Si « la nuit et le silence » caractérisent la peinture de Georges de La Tour, c’est bien de nuit et de silence qu’est composé Terrasse à Rome. En effet, au silence de Nanni répond celui de Meaume, perdu dans ses songes. Le récit inscrit les rêves de Meaume au même titre que ses visions ou que la description de ses gravures, dans un brouillage constant des limites. Bien plus, il ne sort de son silence que pour énoncer des énigmes, empruntant le biais de la métaphore, de l’image donc, verbale cette fois-ci, tout comme l’ombre de Monsieur d’Oeiras énonce à sa veuve la vérité dans un dire métaphorique et énigmatique - la métaphore n’étant peut-être rien d’autre qu’une « anamorphose de la pensée », si l’on en croit Christine Buci-Glucksmann [17]. Or, si Terrasse à Rome retrace la vie imaginaire de Meaume, son parcours, son errance, sa rencontre avec des personnages réels, tels Le Lorrain ou l’inventeur de la manière noire Louis de Siegen, le récit déporte sans cesse le lecteur vers une image manquante. Absente, l’image l’est à double titre : d’abord parce qu’il ne s’agit pas d’un texte illustré (à la différence de l’édition première de La Frontière). Mais elle est absente surtout parce que, n’existant qu’à travers son ekphrasis, elle conserve cette part énigmatique, cette part d’ombre qui la traverse et la déforme. L’ekphrasis elle-même devient ici anamorphose.
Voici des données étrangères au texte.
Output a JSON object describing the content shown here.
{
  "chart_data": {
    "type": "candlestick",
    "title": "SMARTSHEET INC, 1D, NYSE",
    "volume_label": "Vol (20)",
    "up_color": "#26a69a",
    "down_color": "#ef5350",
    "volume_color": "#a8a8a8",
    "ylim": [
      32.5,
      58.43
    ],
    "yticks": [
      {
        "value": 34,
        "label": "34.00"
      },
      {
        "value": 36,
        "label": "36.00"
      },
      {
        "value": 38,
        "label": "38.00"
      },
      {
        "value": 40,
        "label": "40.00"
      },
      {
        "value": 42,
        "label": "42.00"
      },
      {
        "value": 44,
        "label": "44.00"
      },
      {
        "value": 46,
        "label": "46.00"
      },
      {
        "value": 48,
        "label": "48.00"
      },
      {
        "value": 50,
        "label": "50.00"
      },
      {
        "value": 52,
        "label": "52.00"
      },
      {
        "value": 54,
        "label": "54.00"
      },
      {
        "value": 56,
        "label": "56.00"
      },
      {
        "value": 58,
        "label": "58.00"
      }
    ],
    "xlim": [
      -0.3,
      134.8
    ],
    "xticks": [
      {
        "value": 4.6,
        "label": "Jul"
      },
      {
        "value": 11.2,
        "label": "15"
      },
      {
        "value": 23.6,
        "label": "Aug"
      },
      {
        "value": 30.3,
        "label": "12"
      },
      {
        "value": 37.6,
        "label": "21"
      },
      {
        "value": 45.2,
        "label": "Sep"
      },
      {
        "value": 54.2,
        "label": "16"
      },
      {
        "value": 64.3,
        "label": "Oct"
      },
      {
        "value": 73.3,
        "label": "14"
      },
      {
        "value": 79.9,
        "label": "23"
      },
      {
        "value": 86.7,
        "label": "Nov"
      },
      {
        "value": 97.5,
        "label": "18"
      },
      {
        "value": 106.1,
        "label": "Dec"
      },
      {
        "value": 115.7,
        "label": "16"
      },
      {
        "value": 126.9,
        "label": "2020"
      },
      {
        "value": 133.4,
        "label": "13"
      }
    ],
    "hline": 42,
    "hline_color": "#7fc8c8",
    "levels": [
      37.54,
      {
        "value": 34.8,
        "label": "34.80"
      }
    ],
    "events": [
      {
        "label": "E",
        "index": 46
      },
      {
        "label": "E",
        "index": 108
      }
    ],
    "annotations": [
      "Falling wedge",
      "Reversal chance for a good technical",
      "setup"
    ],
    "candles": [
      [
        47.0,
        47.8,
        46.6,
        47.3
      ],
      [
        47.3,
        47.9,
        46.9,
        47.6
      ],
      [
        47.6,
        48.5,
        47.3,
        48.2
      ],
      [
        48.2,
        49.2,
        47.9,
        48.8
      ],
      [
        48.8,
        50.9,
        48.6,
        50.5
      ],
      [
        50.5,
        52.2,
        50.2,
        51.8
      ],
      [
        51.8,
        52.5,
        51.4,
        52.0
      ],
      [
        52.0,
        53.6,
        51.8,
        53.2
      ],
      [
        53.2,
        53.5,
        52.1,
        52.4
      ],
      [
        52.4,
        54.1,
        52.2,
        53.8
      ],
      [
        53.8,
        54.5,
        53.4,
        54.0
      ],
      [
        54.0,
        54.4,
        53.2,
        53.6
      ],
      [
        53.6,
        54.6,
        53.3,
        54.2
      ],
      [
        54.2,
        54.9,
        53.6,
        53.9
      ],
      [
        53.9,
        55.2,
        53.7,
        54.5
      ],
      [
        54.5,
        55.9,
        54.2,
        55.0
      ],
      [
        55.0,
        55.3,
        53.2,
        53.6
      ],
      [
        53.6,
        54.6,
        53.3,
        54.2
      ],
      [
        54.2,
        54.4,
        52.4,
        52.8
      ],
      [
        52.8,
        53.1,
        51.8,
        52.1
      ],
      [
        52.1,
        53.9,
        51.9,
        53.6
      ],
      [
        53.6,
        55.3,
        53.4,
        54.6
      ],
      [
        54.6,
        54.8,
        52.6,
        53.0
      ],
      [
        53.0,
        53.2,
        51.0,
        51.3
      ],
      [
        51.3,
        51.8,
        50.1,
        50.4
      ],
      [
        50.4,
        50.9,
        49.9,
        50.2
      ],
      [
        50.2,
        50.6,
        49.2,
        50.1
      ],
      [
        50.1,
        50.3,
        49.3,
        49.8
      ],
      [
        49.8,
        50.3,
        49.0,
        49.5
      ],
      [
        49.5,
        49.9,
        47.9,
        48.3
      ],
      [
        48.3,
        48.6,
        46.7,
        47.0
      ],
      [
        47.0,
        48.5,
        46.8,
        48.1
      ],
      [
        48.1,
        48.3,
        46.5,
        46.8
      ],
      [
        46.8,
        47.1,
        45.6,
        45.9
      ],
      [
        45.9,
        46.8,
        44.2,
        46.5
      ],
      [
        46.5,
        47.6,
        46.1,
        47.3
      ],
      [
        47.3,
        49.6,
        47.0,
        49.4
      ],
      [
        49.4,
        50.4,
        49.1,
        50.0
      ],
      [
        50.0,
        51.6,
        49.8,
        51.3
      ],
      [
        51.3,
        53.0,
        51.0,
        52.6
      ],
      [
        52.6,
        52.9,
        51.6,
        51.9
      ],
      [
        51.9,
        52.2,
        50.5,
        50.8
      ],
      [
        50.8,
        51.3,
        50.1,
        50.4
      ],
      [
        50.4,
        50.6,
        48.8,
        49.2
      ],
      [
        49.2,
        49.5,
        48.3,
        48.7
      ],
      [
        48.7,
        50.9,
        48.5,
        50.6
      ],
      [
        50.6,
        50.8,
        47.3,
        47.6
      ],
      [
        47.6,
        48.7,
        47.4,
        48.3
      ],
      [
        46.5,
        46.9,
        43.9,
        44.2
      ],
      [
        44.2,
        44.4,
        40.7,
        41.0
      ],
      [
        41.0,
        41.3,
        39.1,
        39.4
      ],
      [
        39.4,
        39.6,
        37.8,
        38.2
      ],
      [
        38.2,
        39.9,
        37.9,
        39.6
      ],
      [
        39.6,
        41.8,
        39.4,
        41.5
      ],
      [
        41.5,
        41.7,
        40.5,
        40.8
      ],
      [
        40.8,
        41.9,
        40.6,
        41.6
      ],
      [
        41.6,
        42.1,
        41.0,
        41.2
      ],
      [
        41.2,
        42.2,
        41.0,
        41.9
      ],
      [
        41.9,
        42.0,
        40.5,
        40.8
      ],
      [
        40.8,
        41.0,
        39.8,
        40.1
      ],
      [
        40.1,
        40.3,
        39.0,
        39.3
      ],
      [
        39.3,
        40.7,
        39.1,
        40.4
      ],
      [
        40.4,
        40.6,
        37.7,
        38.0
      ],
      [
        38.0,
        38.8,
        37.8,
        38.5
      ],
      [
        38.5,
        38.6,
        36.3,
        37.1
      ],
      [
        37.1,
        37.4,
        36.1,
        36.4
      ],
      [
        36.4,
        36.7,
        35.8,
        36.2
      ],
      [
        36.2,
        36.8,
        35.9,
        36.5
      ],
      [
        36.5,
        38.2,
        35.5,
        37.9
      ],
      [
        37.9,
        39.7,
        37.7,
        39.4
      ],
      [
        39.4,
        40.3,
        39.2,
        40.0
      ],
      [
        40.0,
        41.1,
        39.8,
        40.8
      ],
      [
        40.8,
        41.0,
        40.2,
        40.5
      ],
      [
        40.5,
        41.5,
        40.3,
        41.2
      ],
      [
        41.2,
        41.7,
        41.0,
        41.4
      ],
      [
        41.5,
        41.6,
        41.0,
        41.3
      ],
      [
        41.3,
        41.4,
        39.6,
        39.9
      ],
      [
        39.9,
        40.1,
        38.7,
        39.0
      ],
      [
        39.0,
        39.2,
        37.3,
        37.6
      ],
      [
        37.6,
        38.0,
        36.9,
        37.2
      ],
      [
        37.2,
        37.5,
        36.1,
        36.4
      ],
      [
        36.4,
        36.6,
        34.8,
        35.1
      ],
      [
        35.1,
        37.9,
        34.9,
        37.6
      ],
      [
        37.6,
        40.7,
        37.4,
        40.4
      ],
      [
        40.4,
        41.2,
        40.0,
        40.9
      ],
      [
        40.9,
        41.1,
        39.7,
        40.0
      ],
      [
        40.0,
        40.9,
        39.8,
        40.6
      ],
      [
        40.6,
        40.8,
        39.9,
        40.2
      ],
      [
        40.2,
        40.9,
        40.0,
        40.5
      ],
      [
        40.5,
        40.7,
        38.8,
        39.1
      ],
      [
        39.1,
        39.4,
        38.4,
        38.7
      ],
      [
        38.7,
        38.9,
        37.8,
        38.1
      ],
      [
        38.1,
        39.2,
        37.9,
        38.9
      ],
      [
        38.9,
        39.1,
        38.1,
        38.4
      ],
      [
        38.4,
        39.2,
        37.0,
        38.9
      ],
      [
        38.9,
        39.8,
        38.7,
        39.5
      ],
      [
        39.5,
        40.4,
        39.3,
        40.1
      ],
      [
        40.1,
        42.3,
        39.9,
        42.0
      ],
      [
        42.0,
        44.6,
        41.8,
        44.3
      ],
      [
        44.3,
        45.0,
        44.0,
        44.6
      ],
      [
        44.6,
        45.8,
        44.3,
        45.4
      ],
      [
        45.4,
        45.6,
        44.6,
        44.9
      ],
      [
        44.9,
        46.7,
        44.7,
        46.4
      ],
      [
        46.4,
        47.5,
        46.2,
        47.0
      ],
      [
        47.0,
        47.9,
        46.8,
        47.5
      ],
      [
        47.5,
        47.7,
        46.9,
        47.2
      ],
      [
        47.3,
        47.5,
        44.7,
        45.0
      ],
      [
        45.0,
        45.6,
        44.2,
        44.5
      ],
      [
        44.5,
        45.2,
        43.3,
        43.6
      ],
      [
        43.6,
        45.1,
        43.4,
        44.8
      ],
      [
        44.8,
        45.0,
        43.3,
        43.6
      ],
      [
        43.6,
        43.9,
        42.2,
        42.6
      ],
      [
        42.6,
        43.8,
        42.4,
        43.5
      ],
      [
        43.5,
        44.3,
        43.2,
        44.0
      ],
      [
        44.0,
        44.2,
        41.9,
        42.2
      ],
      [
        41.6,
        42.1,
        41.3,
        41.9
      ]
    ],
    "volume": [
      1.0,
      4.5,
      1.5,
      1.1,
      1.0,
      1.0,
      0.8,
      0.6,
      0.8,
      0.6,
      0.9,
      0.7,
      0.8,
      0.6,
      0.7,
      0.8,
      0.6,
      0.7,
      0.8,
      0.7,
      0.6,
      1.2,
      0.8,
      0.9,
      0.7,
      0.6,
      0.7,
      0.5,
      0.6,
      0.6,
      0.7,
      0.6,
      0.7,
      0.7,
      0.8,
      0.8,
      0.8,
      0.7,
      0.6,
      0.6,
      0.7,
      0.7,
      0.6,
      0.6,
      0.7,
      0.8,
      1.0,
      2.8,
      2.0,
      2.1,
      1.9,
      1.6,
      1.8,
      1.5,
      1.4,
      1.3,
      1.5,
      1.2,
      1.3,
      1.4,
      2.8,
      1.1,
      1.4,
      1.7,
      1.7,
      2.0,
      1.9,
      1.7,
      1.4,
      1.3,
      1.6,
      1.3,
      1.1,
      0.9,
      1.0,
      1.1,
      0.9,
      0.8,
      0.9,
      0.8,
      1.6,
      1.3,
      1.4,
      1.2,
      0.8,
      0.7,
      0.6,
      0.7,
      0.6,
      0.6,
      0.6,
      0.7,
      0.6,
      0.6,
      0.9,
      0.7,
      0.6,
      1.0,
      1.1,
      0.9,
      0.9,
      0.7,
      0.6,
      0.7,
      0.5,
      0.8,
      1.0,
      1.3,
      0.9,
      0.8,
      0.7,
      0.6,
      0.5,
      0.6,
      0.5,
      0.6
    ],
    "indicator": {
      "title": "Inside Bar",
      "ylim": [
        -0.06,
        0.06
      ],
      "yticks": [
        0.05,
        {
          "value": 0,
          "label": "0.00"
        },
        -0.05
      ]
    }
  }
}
La « folie du voir » affole donc la description des gravures qui glisse insensiblement vers le narratif. Il y a ici une confusion entre la mobilité du voyage, dont les gravures tracent les différentes étapes, et celle du récit - constitué de fait d’un flux d’images, entre la continuité de la narration et la discontinuité (la pause) de la description. Ainsi, à propos du voyage de Meaume et d’Abraham Van Berchem, Quignard écrit : « sur la cinquième gravure noire, ils repartent ». L’emploi du présent ici est ambigu, puisqu’il permet de faire durer l’action évoquée, comme si finalement la gravure permettait d’étirer le temps et non pas de l’arrêter sur une action précise. Dès lors, cette ekphrasis n’a de cesse de donner à voir de véritables scènes dont la durée semble indéterminée, et de faire miroiter les paysages eux-mêmes mobiles : « Toute la journée ils suivirent une route vide et couverte de mirages qui ondulait comme de l’eau devant eux » [18]. C’est donc non seulement la gravure qui semble devenir anamorphique, mais aussi sa description proprement dite, fondée sur l’ambiguïté et l’illusion, redoublée ici par l’allusion aux mirages. Or, les paysages semblent refléter l’âme des hommes qui les traversent, au point que le parcours de la vie trouverait son achèvement dans la traversée de l’homme par le paysage lui-même. Aussi bien les visages des hommes deviennent-ils des paysages aux allures incertaines :
C’était très intense mais il était impossible de dire si la douleur, ou si la faim, ou si l’angoisse, ou si la colère déchirante habitaient derrière ses yeux. La blessure sur son visage ajoutait à l’incertitude de ses expressions [19].